Ruchen Wen and Alyssa Hanson and Zhao Han and Tom Williams
ACM/IEEE International Conference on Human-Robot Interaction
Deployed social robots are increasingly relying on wakeword-based interaction, where interactions are human-initiated by a wakeword like “Hey Jibo”. While wakewords help to increase speech recognition accuracy and ensure privacy, there is concern that wakeword-driven interaction could encourage impolite behavior because wakeword-driven speech is typically phrased as commands. To address these concerns, companies have sought to use wake- word design to encourage interactant politeness, through wakewords like “⟨Name⟩, please”. But while this solution is intended to encourage people to use more “polite words”, researchers have found that these wakeword designs actually decrease interactant politeness in text-based communication, and that other wakeword designs could better encourage politeness by priming users to use Indirect Speech Acts.

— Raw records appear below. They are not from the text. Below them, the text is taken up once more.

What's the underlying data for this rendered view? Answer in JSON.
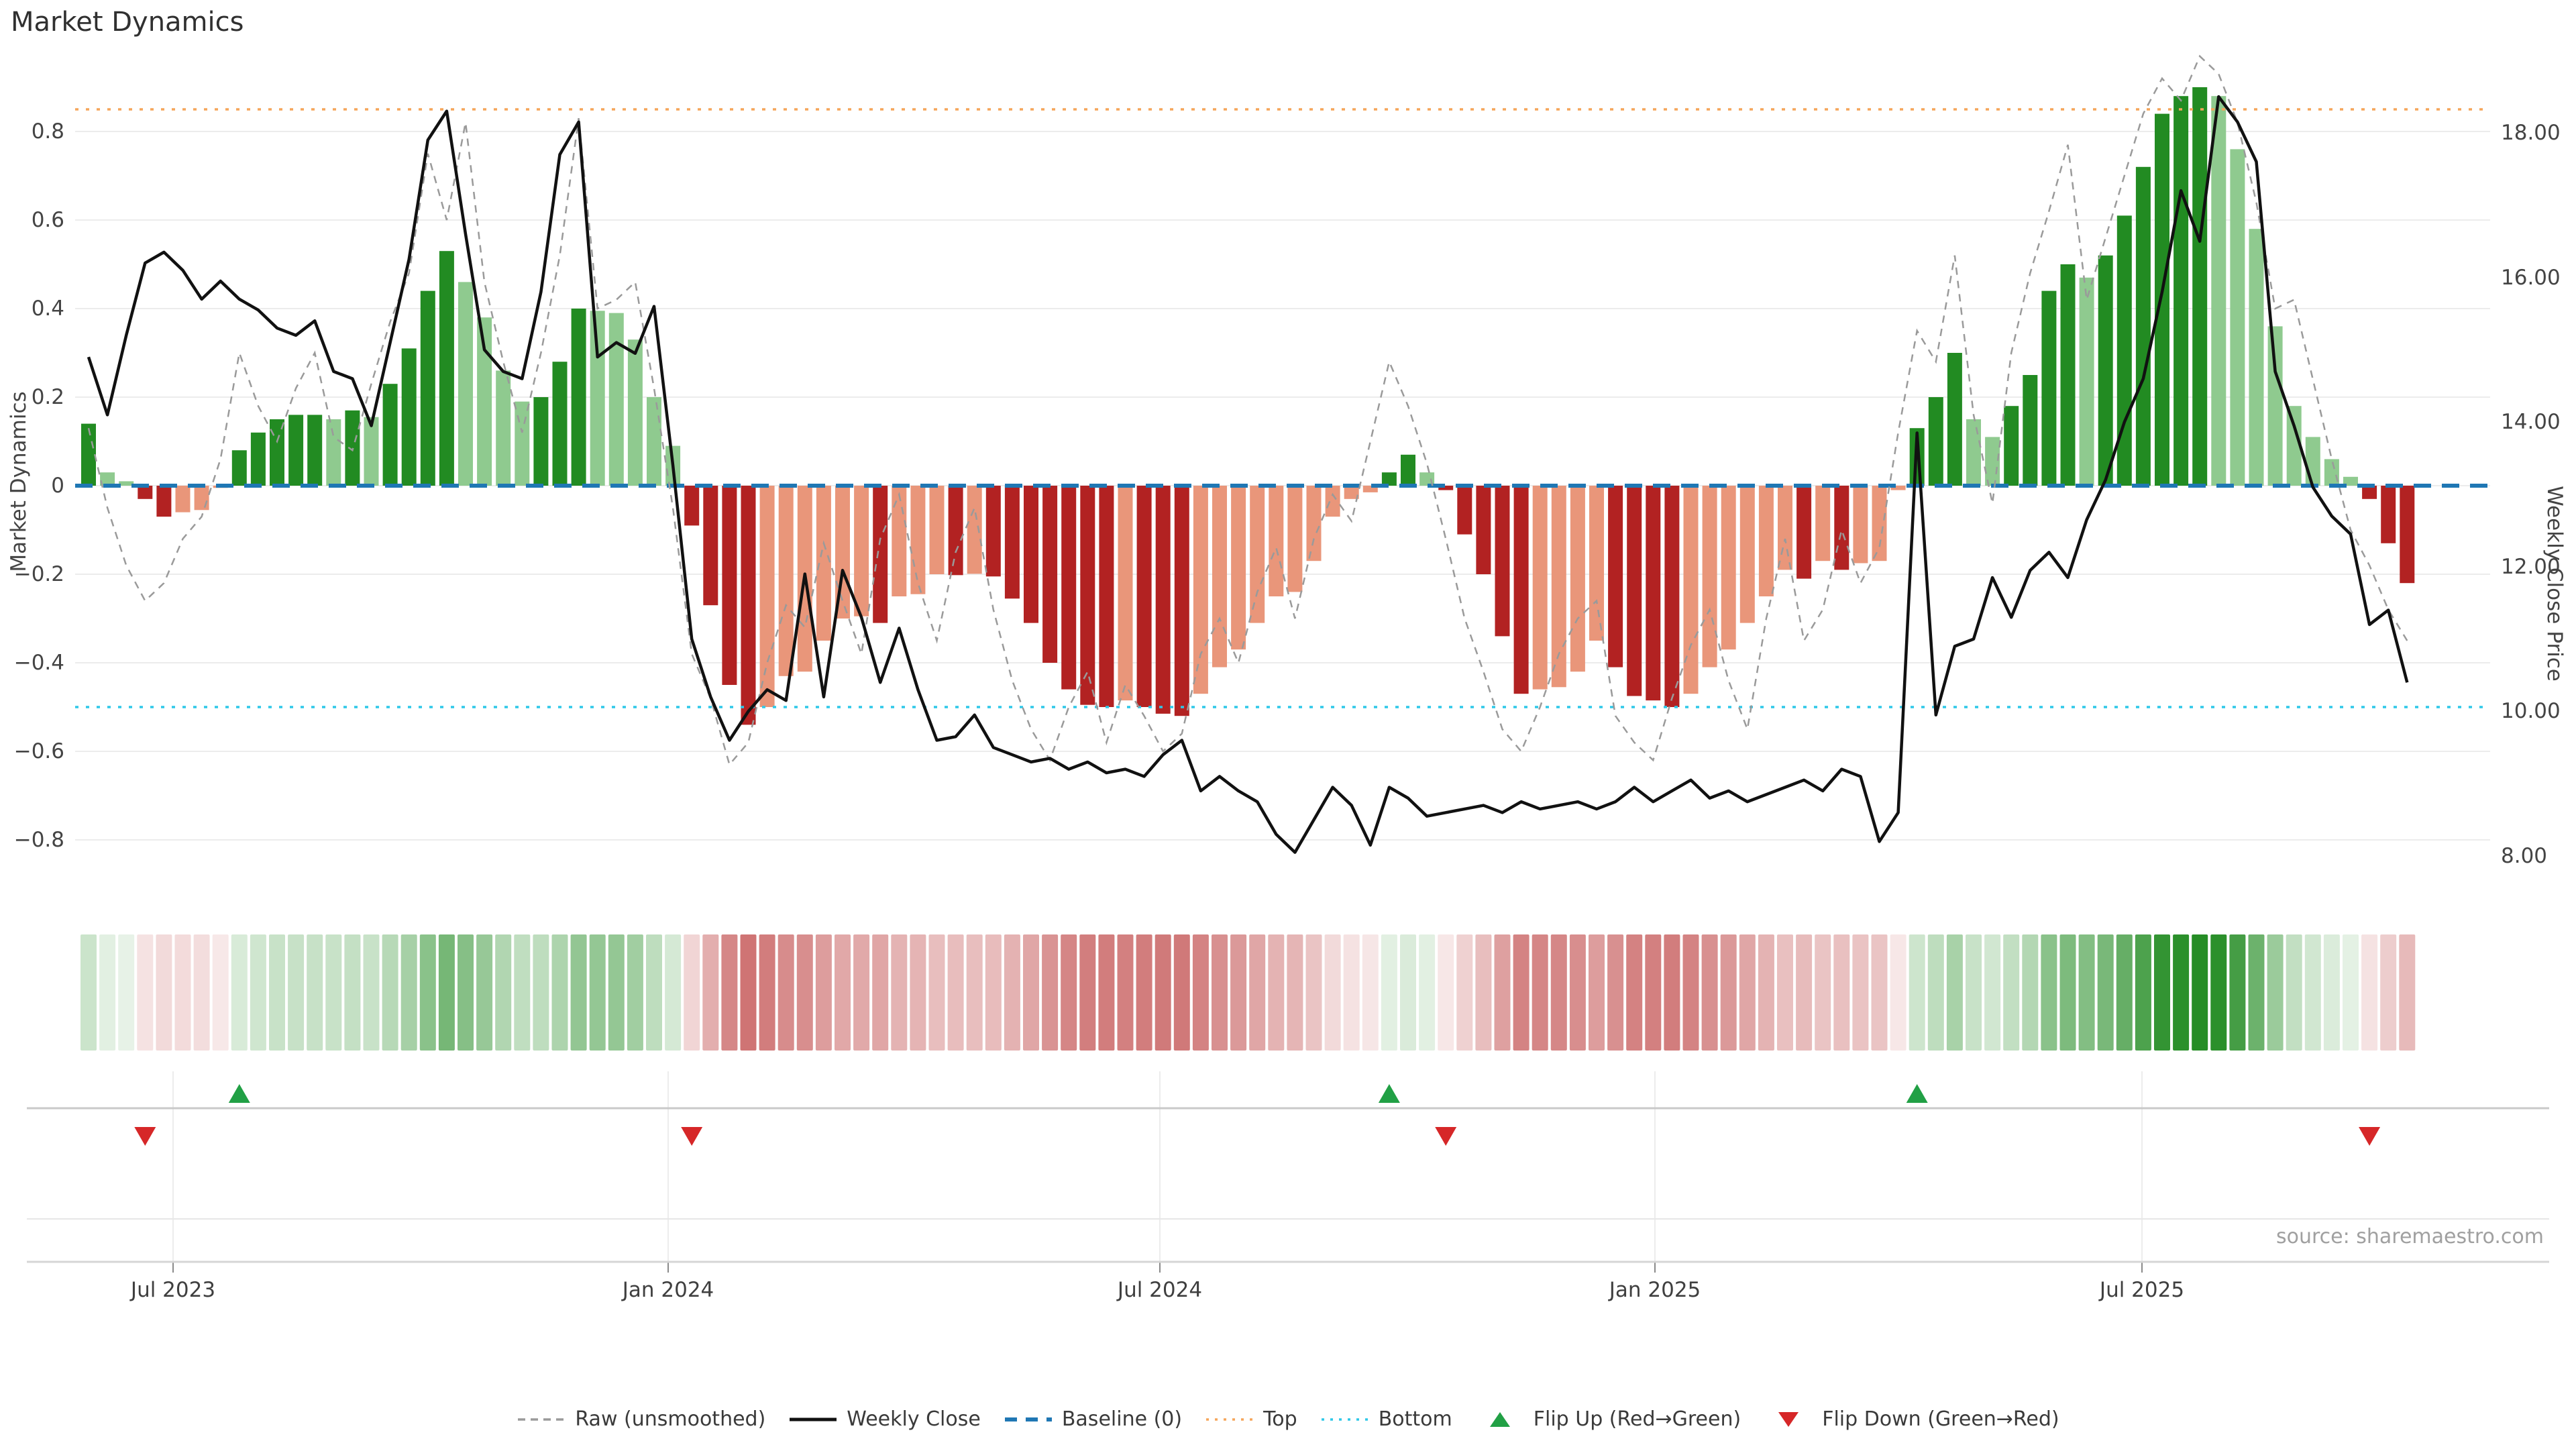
{
  "page": {
    "title": "Market Dynamics",
    "source_note": "source: sharemaestro.com"
  },
  "chart_data": {
    "type": "bar",
    "subtype": "weekly market-dynamics bars + dual-axis price line + raw dashed line + heatmap strip + flip markers",
    "title": "Market Dynamics",
    "left_axis": {
      "label": "Market Dynamics",
      "tick_labels": [
        "0.8",
        "0.6",
        "0.4",
        "0.2",
        "0",
        "−0.2",
        "−0.4",
        "−0.6",
        "−0.8"
      ],
      "tick_values": [
        0.8,
        0.6,
        0.4,
        0.2,
        0,
        -0.2,
        -0.4,
        -0.6,
        -0.8
      ],
      "ylim": [
        -0.95,
        0.97
      ],
      "grid": true
    },
    "right_axis": {
      "label": "Weekly Close Price",
      "tick_labels": [
        "18.00",
        "16.00",
        "14.00",
        "12.00",
        "10.00",
        "8.00"
      ],
      "tick_values": [
        18,
        16,
        14,
        12,
        10,
        8
      ],
      "ylim": [
        7.3,
        19.05
      ]
    },
    "x_axis": {
      "tick_labels": [
        "Jul 2023",
        "Jan 2024",
        "Jul 2024",
        "Jan 2025",
        "Jul 2025"
      ],
      "weeks_total": 124
    },
    "reference_lines": {
      "baseline": {
        "label": "Baseline (0)",
        "value": 0,
        "color": "#1f77b4",
        "style": "dashed"
      },
      "top": {
        "label": "Top",
        "value": 0.85,
        "color": "#f5a55a",
        "style": "dotted"
      },
      "bottom": {
        "label": "Bottom",
        "value": -0.5,
        "color": "#2ec8e8",
        "style": "dotted"
      }
    },
    "series": [
      {
        "name": "Market Dynamics (bars)",
        "type": "bar",
        "axis": "left",
        "values": [
          0.14,
          0.03,
          0.01,
          -0.03,
          -0.07,
          -0.06,
          -0.055,
          -0.005,
          0.08,
          0.12,
          0.15,
          0.16,
          0.16,
          0.15,
          0.17,
          0.155,
          0.23,
          0.31,
          0.44,
          0.53,
          0.46,
          0.38,
          0.26,
          0.19,
          0.2,
          0.28,
          0.4,
          0.395,
          0.39,
          0.33,
          0.2,
          0.09,
          -0.09,
          -0.27,
          -0.45,
          -0.54,
          -0.5,
          -0.43,
          -0.42,
          -0.35,
          -0.3,
          -0.295,
          -0.31,
          -0.25,
          -0.245,
          -0.2,
          -0.202,
          -0.199,
          -0.205,
          -0.255,
          -0.31,
          -0.4,
          -0.46,
          -0.495,
          -0.5,
          -0.485,
          -0.5,
          -0.515,
          -0.52,
          -0.47,
          -0.41,
          -0.37,
          -0.31,
          -0.25,
          -0.24,
          -0.17,
          -0.07,
          -0.03,
          -0.015,
          0.03,
          0.07,
          0.03,
          -0.01,
          -0.11,
          -0.2,
          -0.34,
          -0.47,
          -0.46,
          -0.455,
          -0.42,
          -0.35,
          -0.41,
          -0.475,
          -0.485,
          -0.5,
          -0.47,
          -0.41,
          -0.37,
          -0.31,
          -0.25,
          -0.19,
          -0.21,
          -0.17,
          -0.19,
          -0.175,
          -0.17,
          -0.01,
          0.13,
          0.2,
          0.3,
          0.15,
          0.11,
          0.18,
          0.25,
          0.44,
          0.5,
          0.47,
          0.52,
          0.61,
          0.72,
          0.84,
          0.88,
          0.9,
          0.88,
          0.76,
          0.58,
          0.36,
          0.18,
          0.11,
          0.06,
          0.02,
          -0.03,
          -0.13,
          -0.22
        ]
      },
      {
        "name": "Raw (unsmoothed)",
        "type": "line",
        "style": "dashed",
        "color": "#9a9a9a",
        "axis": "left",
        "values": [
          0.13,
          -0.05,
          -0.18,
          -0.26,
          -0.22,
          -0.12,
          -0.07,
          0.06,
          0.3,
          0.18,
          0.1,
          0.22,
          0.3,
          0.11,
          0.08,
          0.23,
          0.37,
          0.48,
          0.75,
          0.6,
          0.82,
          0.46,
          0.28,
          0.12,
          0.3,
          0.52,
          0.83,
          0.4,
          0.42,
          0.46,
          0.22,
          -0.05,
          -0.38,
          -0.48,
          -0.63,
          -0.58,
          -0.4,
          -0.27,
          -0.32,
          -0.13,
          -0.26,
          -0.38,
          -0.12,
          -0.02,
          -0.22,
          -0.35,
          -0.15,
          -0.05,
          -0.28,
          -0.44,
          -0.55,
          -0.62,
          -0.5,
          -0.42,
          -0.58,
          -0.45,
          -0.52,
          -0.6,
          -0.56,
          -0.38,
          -0.3,
          -0.4,
          -0.24,
          -0.14,
          -0.3,
          -0.12,
          -0.02,
          -0.08,
          0.1,
          0.28,
          0.18,
          0.05,
          -0.12,
          -0.3,
          -0.42,
          -0.55,
          -0.6,
          -0.5,
          -0.38,
          -0.3,
          -0.26,
          -0.52,
          -0.58,
          -0.62,
          -0.48,
          -0.36,
          -0.28,
          -0.44,
          -0.55,
          -0.3,
          -0.12,
          -0.35,
          -0.28,
          -0.1,
          -0.22,
          -0.14,
          0.12,
          0.35,
          0.28,
          0.52,
          0.16,
          -0.04,
          0.3,
          0.48,
          0.62,
          0.77,
          0.42,
          0.56,
          0.7,
          0.84,
          0.92,
          0.87,
          0.97,
          0.93,
          0.82,
          0.64,
          0.4,
          0.42,
          0.24,
          0.06,
          -0.1,
          -0.18,
          -0.28,
          -0.35
        ]
      },
      {
        "name": "Weekly Close",
        "type": "line",
        "style": "solid",
        "color": "#111111",
        "axis": "right",
        "values": [
          14.9,
          14.1,
          15.2,
          16.2,
          16.35,
          16.1,
          15.7,
          15.95,
          15.7,
          15.55,
          15.3,
          15.2,
          15.4,
          14.7,
          14.6,
          13.95,
          15.1,
          16.25,
          17.9,
          18.3,
          16.6,
          15.0,
          14.7,
          14.6,
          15.8,
          17.7,
          18.15,
          14.9,
          15.1,
          14.95,
          15.6,
          13.4,
          11.0,
          10.2,
          9.6,
          10.0,
          10.3,
          10.15,
          11.9,
          10.2,
          11.95,
          11.3,
          10.4,
          11.15,
          10.3,
          9.6,
          9.65,
          9.95,
          9.5,
          9.4,
          9.3,
          9.35,
          9.2,
          9.3,
          9.15,
          9.2,
          9.1,
          9.4,
          9.6,
          8.9,
          9.1,
          8.9,
          8.75,
          8.3,
          8.05,
          8.5,
          8.95,
          8.7,
          8.15,
          8.95,
          8.8,
          8.55,
          8.6,
          8.65,
          8.7,
          8.6,
          8.75,
          8.65,
          8.7,
          8.75,
          8.65,
          8.75,
          8.95,
          8.75,
          8.9,
          9.05,
          8.8,
          8.9,
          8.75,
          8.85,
          8.95,
          9.05,
          8.9,
          9.2,
          9.1,
          8.2,
          8.6,
          13.85,
          9.95,
          10.9,
          11.0,
          11.85,
          11.3,
          11.95,
          12.2,
          11.85,
          12.65,
          13.2,
          14.0,
          14.6,
          15.8,
          17.2,
          16.5,
          18.5,
          18.15,
          17.6,
          14.7,
          13.95,
          13.1,
          12.7,
          12.45,
          11.2,
          11.4,
          10.4
        ]
      }
    ],
    "heatmap_strip": {
      "description": "one cell per week; green for positive bar value, red for negative; color intensity proportional to |value|",
      "positive_color": "#228B22",
      "negative_color": "#b22222"
    },
    "flip_markers": {
      "up": {
        "label": "Flip Up (Red→Green)",
        "color": "#21a045",
        "week_indices": [
          8,
          69,
          97
        ]
      },
      "down": {
        "label": "Flip Down (Green→Red)",
        "color": "#d62728",
        "week_indices": [
          3,
          32,
          72,
          121
        ]
      }
    },
    "legend": [
      {
        "label": "Raw (unsmoothed)",
        "glyph": "dashed-line",
        "color": "#9a9a9a"
      },
      {
        "label": "Weekly Close",
        "glyph": "solid-line",
        "color": "#111111"
      },
      {
        "label": "Baseline (0)",
        "glyph": "dashed-line",
        "color": "#1f77b4"
      },
      {
        "label": "Top",
        "glyph": "dotted-line",
        "color": "#f5a55a"
      },
      {
        "label": "Bottom",
        "glyph": "dotted-line",
        "color": "#2ec8e8"
      },
      {
        "label": "Flip Up (Red→Green)",
        "glyph": "triangle-up",
        "color": "#21a045"
      },
      {
        "label": "Flip Down (Green→Red)",
        "glyph": "triangle-down",
        "color": "#d62728"
      }
    ],
    "colors": {
      "bar_up_strong": "#228B22",
      "bar_up_weak": "#8fca8f",
      "bar_down_strong": "#b22222",
      "bar_down_weak": "#e9967a",
      "gridline": "#ececec",
      "lane_divider": "#c9c9c9",
      "text": "#3d3d3d"
    }
  }
}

Yet there has been no previous research to directly compare these wakewords designs in in-person, voice-based human-robot interaction experiments, and previous in-person HRI studies could not effectively study carryover of wakeword-driven politeness and impoliteness into human-human interactions. In this work, we conceptually reproduced these previous studies (n=69) to assess how the wakewords “Hey ⟨Name⟩”, “Excuse me ⟨Name⟩”, and “⟨Name⟩, please” impact robot-directed and human-directed politeness. Our results demonstrate the ways that different types of linguistic priming interact in nuanced ways to induce different types of robot-directed and human-directed politeness.